The time has come to ask questions about how to deliver tangible benefits in the context of network-centric operations. These are not technology-related questions but questions about employment of security forces in a network-centric paradigm as opposed to the platform-centric paradigm that they have historically engaged in.
“Network-centric warfare is not only about networks, but also about how wars are fought— how power is developed.”
—Vice admiral (retd) Arthur K. Cebrowski
The Need for Network-Centric Operations (NCO) is obvious and so is the fact that giant steps have been taken by security establishments across the country in the past decade to bring this capability to the table. There also is an increasing realisation that the challenges remain, and the road ahead may not be as easy as initially thought. Much of the writing and comments available in the public domain has gravitated towards technological challenges. But as global organisations continue their endeavours to overcome these challenges, they must not confuse the means with the end.
This article argues that the time has come to ask questions about how to deliver tangible benefits in the context of NCO. These are not technology-related questions but questions about employment of security forces in a network-centric paradigm as opposed to the platform-centric paradigm that they have historically engaged in. such incremental thinking on operational matters, until the desired capabilities are realised, will also help avoid failures in the field, given the critical importance of military IT systems. This approach also will lead to better end products that are relevant and efficient for the operational community. In other words, thinking and further courses of action must evolve from being merely netcentric to becoming ne(x)t-centric.
The issues that need to be dealt with in this context are as follows:
Conceptual framework: The first step in NCO implementation is to develop a conceptual framework that runs across the NCO domains within a service and in the joint contexts. This would lead to identifying metrics that provide objectivity to the tenets and hypotheses that have been presumed when setting off on the NCO path. Field observations, exercises, war-gaming, case studies across missions and tasks, and experimentation tailored to NCO should then be conducted to help investment decisions and priorities, fine-tune concepts of operations and perhaps direct further research and development. The insights arising from such endeavours will help developers refine the NCO end product.
Operational roadmap: Beyond the doctrine, work on developing and codifying NCO operational theory must be started as soon as possible. There must be a clear roadmap for adjusting and refining operational concepts and theory as NCO systems and capabilities are implemented. Operational implementation and usage of NCO-delivered capabilities must thus be completed in phases that are concurrent with technology implementation. This also will help users detect and avoid pitfalls in the early days, leading to more efficient technology development. Because the ultimate vision is to undertake net-centric operations jointly, such operational checkpoints can save considerable confusion and even failures, later. In other words, implementation of technology, conduct of NCO, and testing the evolved theory of operations cannot be done in one big bang. Given that field deployment of NCO is still in the early stages, this is best done in simulated wargaming and experimentation environments. even if the system characteristics are nebulous in the early stages of NCO development, as has been observed in many analysis and experimentation labs, the insights that can be gained help avoid many tradeoffs and adjustments that occur later.

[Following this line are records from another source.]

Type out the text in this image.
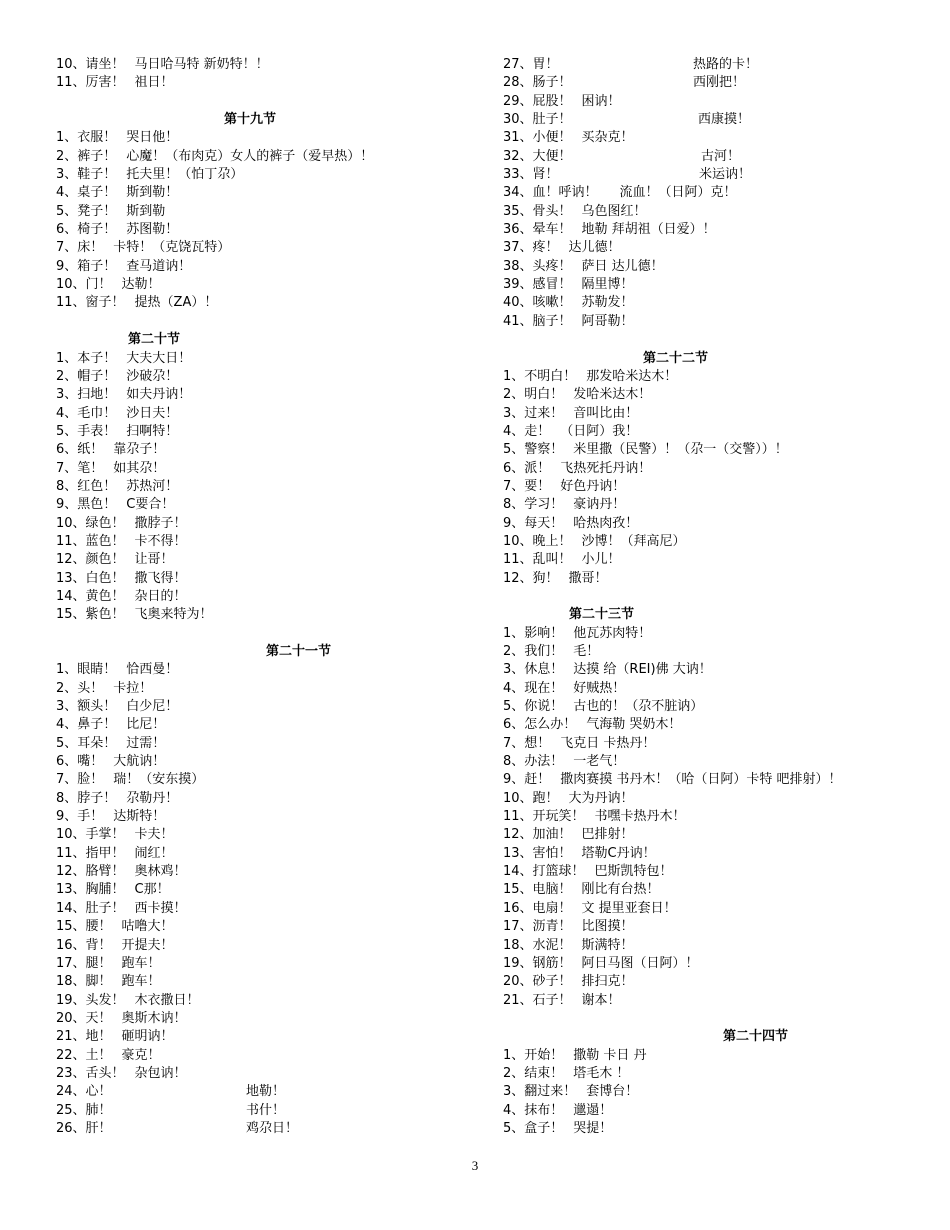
10、请坐！ 马日哈马特 新奶特！！
11、厉害！ 祖日！
第十九节
1、衣服！ 哭日他！
2、裤子！ 心魔！（布肉克）女人的裤子（爱早热）！
3、鞋子！ 托夫里！（怕丁尕）
4、桌子！ 斯到勒！
5、凳子！ 斯到勒
6、椅子！ 苏图勒！
7、床！ 卡特！（克饶瓦特）
9、箱子！ 查马道讷！
10、门！ 达勒！
11、窗子！ 提热（ZA）！
第二十节
1、本子！ 大夫大日！
2、帽子！ 沙破尕！
3、扫地！ 如夫丹讷！
4、毛巾！ 沙日夫！
5、手表！ 扫啊特！
6、纸！ 靠尕子！
7、笔！ 如其尕！
8、红色！ 苏热河！
9、黑色！ C要合！
10、绿色！ 撒脖子！
11、蓝色！ 卡不得！
12、颜色！ 让哥！
13、白色！ 撒飞得！
14、黄色！ 杂日的！
15、紫色！ 飞奥来特为！
第二十一节
1、眼睛！ 恰西曼！
2、头！ 卡拉！
3、额头！ 白少尼！
4、鼻子！ 比尼！
5、耳朵！ 过需！
6、嘴！ 大航讷！
7、脸！ 瑞！（安东摸）
8、脖子！ 尕勒丹！
9、手！ 达斯特！
10、手掌！ 卡夫！
11、指甲！ 闹红！
12、胳臂！ 奥林鸡！
13、胸脯！ C那！
14、肚子！ 西卡摸！
15、腰！ 咕噜大！
16、背！ 开提夫！
17、腿！ 跑车！
18、脚！ 跑车！
19、头发！ 木衣撒日！
20、天！ 奥斯木讷！
21、地！ 砸明讷！
22、土！ 豪克！
23、舌头！ 杂包讷！
24、心！	地勒！
25、肺！	书什！
26、肝！	鸡尕日！
27、胃！	热路的卡！
28、肠子！	西刚把！
29、屁股！ 困讷！
30、肚子！	西康摸！
31、小便！ 买杂克！
32、大便！	古河！
33、肾！	米运讷！
34、血！呼讷！ 流血！（日阿）克！
35、骨头！ 乌色图红！
36、晕车！ 地勒 拜胡祖（日爱）！
37、疼！ 达儿德！
38、头疼！ 萨日 达儿德！
39、感冒！ 隔里博！
40、咳嗽！ 苏勒发！
41、脑子！ 阿哥勒！
第二十二节
1、不明白！ 那发哈米达木！
2、明白！ 发哈米达木！
3、过来！ 音叫比由！
4、走！ （日阿）我！
5、警察！ 米里撒（民警）！（尕一（交警））！
6、派！ 飞热死托丹讷！
7、要！ 好色丹讷！
8、学习！ 豪讷丹！
9、每天！ 哈热肉孜！
10、晚上！ 沙博！（拜高尼）
11、乱叫！ 小儿！
12、狗！ 撒哥！
第二十三节
1、影响！ 他瓦苏肉特！
2、我们！ 毛！
3、休息！ 达摸 给（REI)佛 大讷！
4、现在！ 好贼热！
5、你说！ 古也的！（尕不脏讷）
6、怎么办！ 气海勒 哭奶木！
7、想！ 飞克日 卡热丹！
8、办法！ 一老气！
9、赶！ 撒肉赛摸 书丹木！（哈（日阿）卡特 吧排射）！
10、跑！ 大为丹讷！
11、开玩笑！ 书嘿卡热丹木！
12、加油！ 巴排射！
13、害怕！ 塔勒C丹讷！
14、打篮球！ 巴斯凯特包！
15、电脑！ 刚比有台热！
16、电扇！ 文 提里亚套日！
17、沥青！ 比图摸！
18、水泥！ 斯满特！
19、钢筋！ 阿日马图（日阿）！
20、砂子！ 排扫克！
21、石子！ 谢本！
第二十四节
1、开始！ 撒勒 卡日 丹
2、结束！ 塔毛木 ！
3、翻过来！ 套博台！
4、抹布！ 邋遢！
5、盒子！ 哭提！
3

The fourth domain: Initial constructs envisaged NCO components and aspects within the physical, information and cognitive domains. The cognitive domain encompasses perceptions, beliefs, leadership, and doctrines. The need to include a fourth domain, the social domain, arose later, when it was understood that individuals have distinct perceptions of phenomena or information. In turn, individual perceptions play out differently in interactive situations such as collaborative decision-making, especially when individuals come from different social backgrounds. While nationality, language, culture, and education are relevant social aspects in this context, organisational affiliations and culture also play very significant roles in a networked environment. As the network grows and encompasses different agencies and organisations, information usage and the actions that follow will certainly be affected in many ways due to such social factors. Though some work has been done, sustained and rigorous studies to identify issues, find ways to deal with them and provide training is essential.
Management of change: Individuals’ skills, their roles, how they are organised and led, and how they fight evolve over lifetimes. even when a technology is implemented successfully, usage and adoption can be a significant challenge. early in the NCO technology induction phase, therefore, concerted efforts must be made to prepare individuals and teams. This readiness must not only be in terms of maintenance, upkeep and network security, but also in terms of operational usage and exploitation. Given the short timeframes in which information technology leapfrogs from one level to another, the earlier the individuals get to upgrade their skills, the better. Otherwise there is always the danger that even the most enabling technologies are rejected due to cultural rather than technical reasons. The new generation of end users may be quicker on their feet in this respect, and so greater attention must be paid to those who may be more suspicious of new technology and processes. Similarly, the organisational structures and leadership changes that NCO demands must not be limited to the horizontal versus vertical debates, as the truth lies somewhere in the middle.